表观遗修饰信号通路调控诱导TSCM 真核细胞的基因组被包装成被称为核小体的紧密折叠结构。核小体可以通过控制转录因子对DNA的可及性来协调细胞类型特异性基因表达。在细胞分化过程中,命运决定因子的DNA以及染色质获得了多个层次的表观修饰[41]。调控DNA或者组蛋白修饰的小分子药物能够加速或者增加iPS的诱导、替代某些转录因子[14, 42]。

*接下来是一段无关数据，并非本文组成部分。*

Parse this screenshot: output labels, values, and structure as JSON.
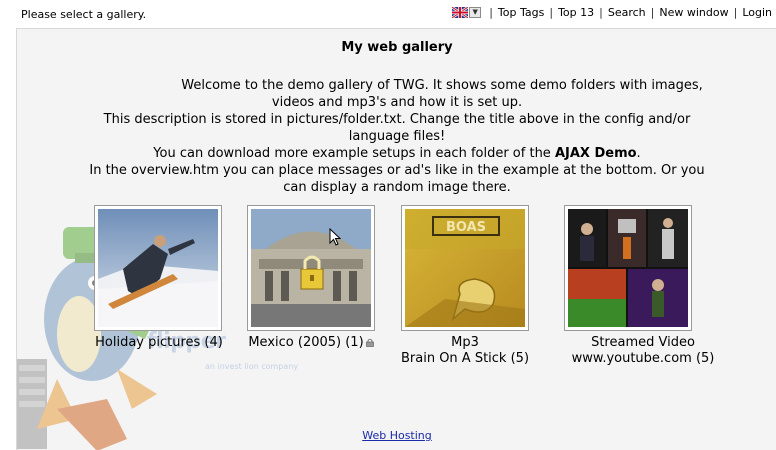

Crompton等[43]对体外产生的小鼠CD8+TCM、TEM和TSCM细胞进行了H3K4me3和H3K27me3修饰的全基因组分析,发现TCM和TEM高效富集了包括IFN-γ、GZMB和PRF在内的效应分子位点的H3K4me3组蛋白修饰,这使得记忆细胞在再次遇到抗原时能够迅速表达这些基因。值得注意的是,虽然TSCM在许多检测到的效应分子位点处具有H3K4me3组蛋白修饰,其修饰程度与初始CD8 T细胞相似。Kakaradov等[20]通过单细胞测序发现,在CD8+TN第一次分裂后产生的子代细胞中,CD8+TE的前体细胞迅速上调几百个基因,而CD8+TM的前体细胞则只有几个特定基因的改变。理论上通过小分子药物调节相关因子的表观修饰可以影响T细胞的分化方向。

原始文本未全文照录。